When the dust finally settles, you will find that your true protection was never in the battles you fought, but in the steady spirit you refused to break.
The Call and the Answer
The path ahead isn’t always clear; in fact, sometimes it’s completely hidden. In those moments, we often wear ourselves out trying to navigate our way through the void. Yet Jeremiah 33:3 offers a standing invitation:
“Call to me and I will answer you and tell you great and unsearchable things you do not know.”
This is more than comfort; it’s clarity. It reminds us that reaching the limits of our own understanding isn’t failure—it’s the threshold of a different kind of revelation. When you stop striving to prove yourself and instead reach for higher wisdom, you gain access to insight your own reasoning could never uncover.
You don’t need every answer to take the next step. You just need the humility to call out to Him and the patience to listen for the “unsearchable things” already being prepared for you.
Above all, remember where your strength originates, as Psalm 121:2 declares:
“My help comes from the Lord, the Maker of heaven and earth.”
And never doubt what God can do over time. Hold tightly to the promise of Psalm 27:13:
“I remain confident of this: I will see the goodness of the Lord in the land of the living.”
Notice the declaration there. It doesn't say maybe, eventually, or only in the afterlife. It says here, now, in this time.
The same God who parted the sea for Moses can and will make a way for you. The same God who multiplied the five loaves and two fish can and will provide for you.
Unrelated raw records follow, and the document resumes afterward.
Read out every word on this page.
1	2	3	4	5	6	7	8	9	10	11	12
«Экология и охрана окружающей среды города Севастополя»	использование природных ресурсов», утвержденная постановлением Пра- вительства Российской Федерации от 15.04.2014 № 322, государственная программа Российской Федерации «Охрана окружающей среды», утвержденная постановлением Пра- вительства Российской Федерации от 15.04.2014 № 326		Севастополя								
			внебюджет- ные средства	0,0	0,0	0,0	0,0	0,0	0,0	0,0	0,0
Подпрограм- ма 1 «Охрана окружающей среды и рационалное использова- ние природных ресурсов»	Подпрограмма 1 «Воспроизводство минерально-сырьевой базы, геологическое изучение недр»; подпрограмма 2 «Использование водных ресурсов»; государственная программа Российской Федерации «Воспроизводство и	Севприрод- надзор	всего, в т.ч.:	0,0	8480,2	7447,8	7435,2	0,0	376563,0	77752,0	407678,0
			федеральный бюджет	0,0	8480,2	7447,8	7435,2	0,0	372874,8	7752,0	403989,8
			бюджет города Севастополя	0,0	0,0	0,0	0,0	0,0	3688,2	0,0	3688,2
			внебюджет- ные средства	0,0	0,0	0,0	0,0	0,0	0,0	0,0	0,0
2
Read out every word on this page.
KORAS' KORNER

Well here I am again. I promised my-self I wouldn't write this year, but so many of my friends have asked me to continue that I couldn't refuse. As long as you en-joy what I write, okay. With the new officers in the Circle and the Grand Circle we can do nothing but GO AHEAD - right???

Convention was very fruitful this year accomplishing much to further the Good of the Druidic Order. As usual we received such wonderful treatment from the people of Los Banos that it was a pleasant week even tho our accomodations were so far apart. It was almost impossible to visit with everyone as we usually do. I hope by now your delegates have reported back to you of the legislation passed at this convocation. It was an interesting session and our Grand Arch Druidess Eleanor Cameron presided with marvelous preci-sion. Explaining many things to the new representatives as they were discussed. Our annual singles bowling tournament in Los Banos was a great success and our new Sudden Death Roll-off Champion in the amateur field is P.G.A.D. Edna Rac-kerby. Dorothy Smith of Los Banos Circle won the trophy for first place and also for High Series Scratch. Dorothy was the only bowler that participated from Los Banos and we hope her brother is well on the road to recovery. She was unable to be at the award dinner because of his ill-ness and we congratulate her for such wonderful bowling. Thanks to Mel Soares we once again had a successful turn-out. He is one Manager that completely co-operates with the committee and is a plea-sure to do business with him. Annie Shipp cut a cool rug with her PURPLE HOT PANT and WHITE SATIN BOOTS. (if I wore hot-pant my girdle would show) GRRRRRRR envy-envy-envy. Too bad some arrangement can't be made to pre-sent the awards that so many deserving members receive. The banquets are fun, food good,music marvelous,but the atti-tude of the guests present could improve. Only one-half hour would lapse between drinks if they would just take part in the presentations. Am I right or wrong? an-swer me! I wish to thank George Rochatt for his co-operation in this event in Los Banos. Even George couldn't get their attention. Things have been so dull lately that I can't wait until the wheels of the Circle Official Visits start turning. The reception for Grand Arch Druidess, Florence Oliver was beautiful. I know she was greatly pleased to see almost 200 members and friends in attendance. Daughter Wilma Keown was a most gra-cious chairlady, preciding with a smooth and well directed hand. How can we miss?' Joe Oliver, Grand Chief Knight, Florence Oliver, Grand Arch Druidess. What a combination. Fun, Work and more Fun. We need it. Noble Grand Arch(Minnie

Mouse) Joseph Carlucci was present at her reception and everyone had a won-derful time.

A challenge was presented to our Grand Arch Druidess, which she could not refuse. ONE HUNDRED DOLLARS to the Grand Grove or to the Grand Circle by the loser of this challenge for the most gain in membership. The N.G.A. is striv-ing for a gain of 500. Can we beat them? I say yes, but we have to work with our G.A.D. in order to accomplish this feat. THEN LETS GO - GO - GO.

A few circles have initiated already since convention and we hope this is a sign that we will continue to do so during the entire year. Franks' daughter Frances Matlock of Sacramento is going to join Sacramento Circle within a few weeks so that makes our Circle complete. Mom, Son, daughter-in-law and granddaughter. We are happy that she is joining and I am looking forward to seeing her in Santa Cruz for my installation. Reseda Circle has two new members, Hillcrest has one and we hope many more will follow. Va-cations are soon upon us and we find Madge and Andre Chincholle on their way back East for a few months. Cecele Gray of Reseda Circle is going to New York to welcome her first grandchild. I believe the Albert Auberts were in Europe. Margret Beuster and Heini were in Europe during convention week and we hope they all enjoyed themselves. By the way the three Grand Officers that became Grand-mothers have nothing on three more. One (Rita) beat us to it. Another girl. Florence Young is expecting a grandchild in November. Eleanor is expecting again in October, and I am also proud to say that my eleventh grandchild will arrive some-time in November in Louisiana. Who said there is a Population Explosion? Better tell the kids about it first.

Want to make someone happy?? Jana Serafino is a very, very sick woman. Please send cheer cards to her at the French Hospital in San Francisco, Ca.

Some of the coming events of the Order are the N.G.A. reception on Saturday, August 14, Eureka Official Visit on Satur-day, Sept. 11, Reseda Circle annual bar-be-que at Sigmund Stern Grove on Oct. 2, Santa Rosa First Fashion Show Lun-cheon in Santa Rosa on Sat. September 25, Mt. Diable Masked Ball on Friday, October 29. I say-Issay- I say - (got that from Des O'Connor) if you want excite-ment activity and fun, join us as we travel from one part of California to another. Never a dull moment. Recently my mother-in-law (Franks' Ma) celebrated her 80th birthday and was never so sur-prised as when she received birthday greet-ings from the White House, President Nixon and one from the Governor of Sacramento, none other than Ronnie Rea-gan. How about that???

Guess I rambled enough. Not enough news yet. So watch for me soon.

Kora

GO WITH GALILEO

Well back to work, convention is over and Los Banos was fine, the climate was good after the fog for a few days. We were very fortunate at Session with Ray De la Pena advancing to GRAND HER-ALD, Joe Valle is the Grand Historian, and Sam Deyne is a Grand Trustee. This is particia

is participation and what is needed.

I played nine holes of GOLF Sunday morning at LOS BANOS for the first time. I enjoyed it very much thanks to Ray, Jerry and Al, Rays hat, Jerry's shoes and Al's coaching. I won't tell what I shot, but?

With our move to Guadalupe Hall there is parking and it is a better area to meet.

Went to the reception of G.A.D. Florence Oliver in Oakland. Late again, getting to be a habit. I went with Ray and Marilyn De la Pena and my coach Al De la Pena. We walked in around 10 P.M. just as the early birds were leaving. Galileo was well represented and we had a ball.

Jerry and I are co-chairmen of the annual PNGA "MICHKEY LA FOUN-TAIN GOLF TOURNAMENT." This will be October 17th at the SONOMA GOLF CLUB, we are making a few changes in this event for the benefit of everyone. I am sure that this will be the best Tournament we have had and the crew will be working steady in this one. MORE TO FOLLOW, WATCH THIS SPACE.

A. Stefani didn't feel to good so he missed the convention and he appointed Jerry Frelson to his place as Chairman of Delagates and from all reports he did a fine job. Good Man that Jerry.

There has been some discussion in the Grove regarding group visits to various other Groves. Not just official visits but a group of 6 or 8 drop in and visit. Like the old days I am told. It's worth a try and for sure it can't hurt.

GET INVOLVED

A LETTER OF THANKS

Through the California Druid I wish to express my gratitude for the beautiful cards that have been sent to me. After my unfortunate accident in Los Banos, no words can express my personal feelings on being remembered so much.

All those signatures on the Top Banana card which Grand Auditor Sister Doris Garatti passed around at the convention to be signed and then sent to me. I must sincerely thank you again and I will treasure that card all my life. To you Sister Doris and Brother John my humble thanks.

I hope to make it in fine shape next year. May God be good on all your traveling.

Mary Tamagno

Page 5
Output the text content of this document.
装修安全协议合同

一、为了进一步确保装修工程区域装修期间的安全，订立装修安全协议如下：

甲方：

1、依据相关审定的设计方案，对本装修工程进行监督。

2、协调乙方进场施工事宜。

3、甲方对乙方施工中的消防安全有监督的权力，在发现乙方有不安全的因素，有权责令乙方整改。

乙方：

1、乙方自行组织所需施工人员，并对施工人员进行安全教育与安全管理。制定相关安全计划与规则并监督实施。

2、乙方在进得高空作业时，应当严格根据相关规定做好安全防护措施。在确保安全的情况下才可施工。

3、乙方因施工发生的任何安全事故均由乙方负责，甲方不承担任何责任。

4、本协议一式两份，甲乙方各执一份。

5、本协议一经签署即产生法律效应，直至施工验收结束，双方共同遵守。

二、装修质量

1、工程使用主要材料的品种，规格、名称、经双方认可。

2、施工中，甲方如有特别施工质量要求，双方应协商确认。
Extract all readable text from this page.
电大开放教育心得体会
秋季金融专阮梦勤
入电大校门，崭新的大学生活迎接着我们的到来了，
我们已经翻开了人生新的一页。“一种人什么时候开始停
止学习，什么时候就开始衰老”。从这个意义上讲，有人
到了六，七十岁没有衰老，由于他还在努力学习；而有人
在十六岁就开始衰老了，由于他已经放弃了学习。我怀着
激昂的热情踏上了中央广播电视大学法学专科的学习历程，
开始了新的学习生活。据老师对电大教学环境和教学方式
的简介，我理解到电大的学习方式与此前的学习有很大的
The same God who shut the mouths of the lions for Daniel can and will shield you from the enemy’s attacks. The same God who gave David victory over Goliath can and will hand you the victory over whatever giant you are facing right now.
The same God who stood with Shadrach, Meshach, and Abednego in the center of that blazing furnace is not just standing with you—He is for you. And if He is for you, it no longer matters who or what stands against you.
If the Red Sea couldn't stop Moses, a giant couldn't stop David, and the grave couldn't hold Jesus, then absolutely nothing and no one can stop God’s perfect, unfolding plan for your life. When you realize that, you begin to see that a detour today may be the very thing you thank God for later.
One of the hardest lessons in faith is accepting that God can be working for your good even when your circumstances don’t feel good—even when the prayer wasn’t answered the way you hoped, even when the timeline isn’t what you wanted, and even when the plan makes no sense from where you’re standing.
Romans 8:28 promises that all things work together for good to those who love God, to those who are called according to His purpose. Not some things, not just the easy things—all things. The blessings, the disappointments, the delays, the victories, the seasons you understand, and the seasons you don't. Faith isn’t the belief that everything will go according to your plan; it’s trusting that when it doesn't, God is still faithfully working according to His. You don’t have to understand every chapter if you trust the Author of the story.
If the Creator of the universe is your source, then even when life seems entirely uncertain, you can hold onto that confidence. Prayer still works, tables still turn, and God is still good—all the time.